Moritz Riemer: Grundgedanke der Philosophie ist, dass Improvisationstheater nicht anderthalb Stunden Show lang immer nur lustig sein muss. Wir glauben, unsere Kunst ist immer dann am besten, wenn die Darsteller auf der Bühne das tun können, was sie gerade in diesem Moment inspiriert. Durch das Setup des Improtheaters sind das öfter komische Sachen, aber eben nicht immer. Manchmal erscheinen spontan so abgründige, traurige oder liebevolle Situationen, die es sich zu erkunden lohnt. Und auch sie sollen ihren Platz haben. In Shows von Action&Drama wurde schon der Atem angehalten, wurden Augenbrauen hochgezogen und Tränchen verdrückt. Dass das passieren kann, ist uns wichtig. Danach lacht es sich dann auch wieder umso befreiter.

 

Ahoi: Ihr gebt auch Kurse. Für wen, wann und wie läuft sowas ab? Und schlussendlich: Was bringt es den Teilnehmenden überhaupt?

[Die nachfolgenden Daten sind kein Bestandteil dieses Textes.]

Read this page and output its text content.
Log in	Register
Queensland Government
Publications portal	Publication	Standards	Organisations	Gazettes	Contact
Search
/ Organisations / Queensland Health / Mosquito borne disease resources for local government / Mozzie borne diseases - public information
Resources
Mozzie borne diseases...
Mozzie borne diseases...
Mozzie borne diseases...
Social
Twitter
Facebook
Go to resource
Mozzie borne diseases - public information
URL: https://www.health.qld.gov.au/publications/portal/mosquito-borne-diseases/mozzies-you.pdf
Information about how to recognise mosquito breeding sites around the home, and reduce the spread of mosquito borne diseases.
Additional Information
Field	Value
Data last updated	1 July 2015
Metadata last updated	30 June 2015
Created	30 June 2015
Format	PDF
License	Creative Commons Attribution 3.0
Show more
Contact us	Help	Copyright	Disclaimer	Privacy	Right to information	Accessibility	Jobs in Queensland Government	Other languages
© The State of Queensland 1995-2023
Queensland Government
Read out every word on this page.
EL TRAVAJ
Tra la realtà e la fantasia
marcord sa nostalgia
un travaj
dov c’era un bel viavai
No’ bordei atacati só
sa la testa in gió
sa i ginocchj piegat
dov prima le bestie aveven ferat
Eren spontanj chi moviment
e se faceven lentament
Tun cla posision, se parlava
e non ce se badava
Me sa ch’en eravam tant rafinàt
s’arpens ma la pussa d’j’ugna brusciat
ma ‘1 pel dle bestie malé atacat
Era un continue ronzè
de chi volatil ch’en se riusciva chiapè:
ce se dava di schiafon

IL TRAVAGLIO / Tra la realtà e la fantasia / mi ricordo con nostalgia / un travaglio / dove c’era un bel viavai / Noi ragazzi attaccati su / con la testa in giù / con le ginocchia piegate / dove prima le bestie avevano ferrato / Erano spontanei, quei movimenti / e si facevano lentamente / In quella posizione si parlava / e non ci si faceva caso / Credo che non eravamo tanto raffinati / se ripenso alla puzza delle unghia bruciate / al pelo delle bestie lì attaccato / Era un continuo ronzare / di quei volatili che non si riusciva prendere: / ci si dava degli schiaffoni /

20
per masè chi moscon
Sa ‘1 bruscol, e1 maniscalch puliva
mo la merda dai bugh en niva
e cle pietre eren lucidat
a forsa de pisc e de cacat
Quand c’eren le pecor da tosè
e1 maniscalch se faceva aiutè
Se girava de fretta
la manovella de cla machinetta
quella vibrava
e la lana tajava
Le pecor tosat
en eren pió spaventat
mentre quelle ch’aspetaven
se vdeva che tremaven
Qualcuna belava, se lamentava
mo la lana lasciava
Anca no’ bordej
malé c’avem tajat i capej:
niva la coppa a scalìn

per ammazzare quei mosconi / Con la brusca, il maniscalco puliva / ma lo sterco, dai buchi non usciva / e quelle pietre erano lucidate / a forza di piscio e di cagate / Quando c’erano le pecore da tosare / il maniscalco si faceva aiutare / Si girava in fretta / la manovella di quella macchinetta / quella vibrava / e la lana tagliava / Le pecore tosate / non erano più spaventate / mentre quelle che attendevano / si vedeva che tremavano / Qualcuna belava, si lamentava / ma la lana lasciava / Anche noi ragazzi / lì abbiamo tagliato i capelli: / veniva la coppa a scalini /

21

Moritz Riemer: Die Kurse sind zwei Stunden in der Woche, in denen man die eigene verspielte Seite entdecken und ausleben kann, in denen Fehler völlig egal sind, in denen man mit den anderen zusammen in den Moment eintaucht und den Alltag darüber vergisst. Das tut den meisten Menschen gut, ob sie nun 12 oder 92 Jahre alt sind. Für sie alle soll es die Möglichkeit geben, Improtheater zu spielen, das ist unsere Mission. Und die Nachfrage ist groß: Seit man wieder Theaterproben machen darf, sind unsere beiden Kurse unter der Woche komplett ausgebucht, sodass wir seit dem 24. April noch einen weiteren am Sonntagnachmittag anbieten können.

 

Ahoi: Faszinierend finde ich ja, dass Ihr Euch auch Unternehmen widmet. Wie kam es den dazu? Und mit wem habt Ihr schon improvisiert? Und was bringt es gerade Unternehmen?

Moritz Riemer: Die Idee entstand aus Unternehmensworkshops heraus, die wir selbst noch als Arbeitnehmer besucht haben. Bei manchen von ihnen herrschte danach blanke Ernüchterung und Ratlosigkeit unter den Kollegen. Was soll das jetzt gebracht haben? Diesen Zustand kann ich mir nach ein paar Stunden Improtheater mit dem Team kaum vorstellen. Nicht nur, dass man hier automatisch diverse Dinge übt: Schlagfertigkeit, Körpersprache, Präsentation vor Publikum usw. Zusätzlich sind die Stunden auch immer ein Gruppenerlebnis, bei dem man sich auf eine innigere und fröhlichere Art begegnet als das im Büroalltag jemals möglich ist.

 

Ahoi: Euer Haupthaus ist das Dachtheater im Haus Steinstrasse. Stand da nicht ein Umzug an oder bin ich da auch dem falschen Dampfer? Wie stehen denn in der Steinstraße gerade die Aktien?

Moritz Riemer: Ja, Volly, es scheint wirklich so weit zu sein, das Haus Steinstraße zieht in den fernen Westen. Das Dachtheater war Heimat für mehrere Improtheatergruppen, durch die geräumige Bühne und den kurzen Abstand zum Publikum ideal für spontanes Spielen. Ein wirklicher Verlust für die Szene.

 

Ahoi: Von Impro könnt Ihr ja bestimmt nicht wirklich alle Eure Kühlschränke füllen, Windeln kaufen und angstfrei in die Zukunft schauen. Gibt es noch so richtig langweilige Brotjobs? Wenn ja, welche?

Moritz Riemer: Einerseits: Ja. Mandy, Alex und Alena arbeiten pädagogisch, Julian und ich psychotherapeutisch. Anderseits sind wir in diesen Jobs so oft dabei, Multitasking zu machen, spontan Idee aufzugreifen und weiterzuentwickeln, nach dem Flow zu suchen usw. Unsere Arbeit ist an vielen Stellen Improtheater. Das Leben ist an vielen Stellen Improtheater.

 

Ahoi: Danke, lieber Moritz – und Euch allen im Theaterboot, Zukunft und Freude am Tun.

Moritz Riemer: Ein dickes Dankeschön zurück. Bleibt so bunt wie Ihr seid.